Having an advanced air-filtration system, such as a HEPA filter, is becoming a requirement in most vacuum cleaning situations. The filtration system not only protects indoor air quality, it helps protect the health of the user as well.
However, while the health of the worker may be protected during the actual vacuuming process, that may not be the case when it comes time to remove the machine's filter bag. If bag removal is performed incorrectly, a cloud of dust may be released that can eliminate many of the benefits of having an advanced filtration system in the first place.
Because of this, Doug Berjer, Brand Manager with Tornado Industries, manufacturers of vacuum cleaning systems, offers the following tips on removing filter bags that can apply to most types of vacuum cleaners-backpacks, canisters, and uprights:
 • Unplug the machine from the power source before proceeding.
 • Wear gloves during the entire bag removal process.
 • If the machine is a backpack or canister, disconnect the hose.
 • Check whether the manufacturer has provided special removal and insertion instructions; for instance, on some machines, the assembly that holds the filter bag must be pulled up or out in order for the bag to be removed.

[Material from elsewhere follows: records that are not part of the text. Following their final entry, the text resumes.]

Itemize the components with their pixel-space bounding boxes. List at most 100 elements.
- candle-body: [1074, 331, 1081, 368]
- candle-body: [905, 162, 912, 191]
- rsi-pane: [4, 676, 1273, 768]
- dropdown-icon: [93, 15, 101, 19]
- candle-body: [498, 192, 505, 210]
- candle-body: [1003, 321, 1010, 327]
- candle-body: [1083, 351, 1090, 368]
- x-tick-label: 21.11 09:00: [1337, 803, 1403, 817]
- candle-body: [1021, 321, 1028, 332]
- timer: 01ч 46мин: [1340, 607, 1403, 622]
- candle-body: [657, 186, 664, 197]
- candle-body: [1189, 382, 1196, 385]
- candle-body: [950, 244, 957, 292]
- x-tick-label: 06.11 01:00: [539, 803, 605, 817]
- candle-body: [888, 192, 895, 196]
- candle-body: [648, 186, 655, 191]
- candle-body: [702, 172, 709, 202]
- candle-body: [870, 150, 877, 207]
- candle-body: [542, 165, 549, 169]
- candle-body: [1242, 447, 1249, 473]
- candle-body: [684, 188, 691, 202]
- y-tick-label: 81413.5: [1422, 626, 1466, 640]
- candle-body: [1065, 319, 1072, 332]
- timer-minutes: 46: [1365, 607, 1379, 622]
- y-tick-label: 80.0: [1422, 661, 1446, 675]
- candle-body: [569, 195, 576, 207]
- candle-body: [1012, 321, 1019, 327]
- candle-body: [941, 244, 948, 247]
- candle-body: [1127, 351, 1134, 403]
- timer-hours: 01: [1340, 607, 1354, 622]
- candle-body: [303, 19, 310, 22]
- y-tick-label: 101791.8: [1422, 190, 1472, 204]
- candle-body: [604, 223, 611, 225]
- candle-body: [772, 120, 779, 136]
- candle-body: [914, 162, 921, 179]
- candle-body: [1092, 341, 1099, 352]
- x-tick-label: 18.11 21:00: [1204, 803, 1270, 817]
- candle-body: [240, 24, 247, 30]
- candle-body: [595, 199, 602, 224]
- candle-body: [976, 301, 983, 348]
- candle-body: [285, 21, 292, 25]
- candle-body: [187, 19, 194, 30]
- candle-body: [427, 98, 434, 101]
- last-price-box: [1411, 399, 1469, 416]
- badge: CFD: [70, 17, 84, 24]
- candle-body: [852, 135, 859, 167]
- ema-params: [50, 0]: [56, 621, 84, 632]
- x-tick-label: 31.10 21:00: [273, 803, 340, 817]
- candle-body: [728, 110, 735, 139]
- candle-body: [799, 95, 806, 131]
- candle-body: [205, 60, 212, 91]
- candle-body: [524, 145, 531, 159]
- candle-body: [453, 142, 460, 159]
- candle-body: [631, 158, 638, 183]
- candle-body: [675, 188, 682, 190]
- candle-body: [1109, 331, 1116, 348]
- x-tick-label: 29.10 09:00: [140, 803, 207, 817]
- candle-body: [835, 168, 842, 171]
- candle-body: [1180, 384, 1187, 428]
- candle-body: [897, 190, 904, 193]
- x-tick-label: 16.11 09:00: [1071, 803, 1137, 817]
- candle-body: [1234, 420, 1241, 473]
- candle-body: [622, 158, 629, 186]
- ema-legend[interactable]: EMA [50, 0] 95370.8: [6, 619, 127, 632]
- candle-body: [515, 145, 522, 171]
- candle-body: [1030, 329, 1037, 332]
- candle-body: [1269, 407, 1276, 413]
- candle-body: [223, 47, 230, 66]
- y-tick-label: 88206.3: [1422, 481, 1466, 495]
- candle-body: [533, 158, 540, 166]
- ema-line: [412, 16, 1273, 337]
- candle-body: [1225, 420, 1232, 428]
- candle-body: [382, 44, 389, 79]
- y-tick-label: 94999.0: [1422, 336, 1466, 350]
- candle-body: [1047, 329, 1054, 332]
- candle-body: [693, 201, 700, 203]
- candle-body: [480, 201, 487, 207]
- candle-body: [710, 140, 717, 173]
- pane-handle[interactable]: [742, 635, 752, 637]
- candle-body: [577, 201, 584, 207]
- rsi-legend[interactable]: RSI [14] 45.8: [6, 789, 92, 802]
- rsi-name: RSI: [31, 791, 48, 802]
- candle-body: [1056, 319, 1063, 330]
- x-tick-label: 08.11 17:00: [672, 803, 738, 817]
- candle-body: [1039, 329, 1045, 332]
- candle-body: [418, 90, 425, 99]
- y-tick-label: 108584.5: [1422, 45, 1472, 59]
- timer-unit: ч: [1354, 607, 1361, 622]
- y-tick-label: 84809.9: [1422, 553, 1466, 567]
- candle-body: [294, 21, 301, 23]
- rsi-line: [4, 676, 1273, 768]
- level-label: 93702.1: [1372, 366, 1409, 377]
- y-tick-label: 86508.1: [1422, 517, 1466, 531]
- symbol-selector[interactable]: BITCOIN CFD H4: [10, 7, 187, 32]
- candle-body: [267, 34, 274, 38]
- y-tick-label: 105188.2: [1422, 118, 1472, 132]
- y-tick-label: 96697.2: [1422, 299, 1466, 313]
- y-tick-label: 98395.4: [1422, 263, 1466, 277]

 • As an added safety measure, place the bag in a small plastic liner and seal the opening; this helps prevent dust from being released during handling.
 • If the vacuum cleaner has been used to vacuum up rodents or their nesting materials, double bag the filter bag using two plastic liners.
 • Place the bag, now inside one or two sealed plastic liners, in a Dumpster or securely covered trash can that is emptied regularly.

"When to change the filter bag seems to be a bit controversial," adds Berjer. "Some cleaning professionals change them when they are only a third full to help ensure proper suction. In most cases, once the bag is half to two-thirds full it should be replaced."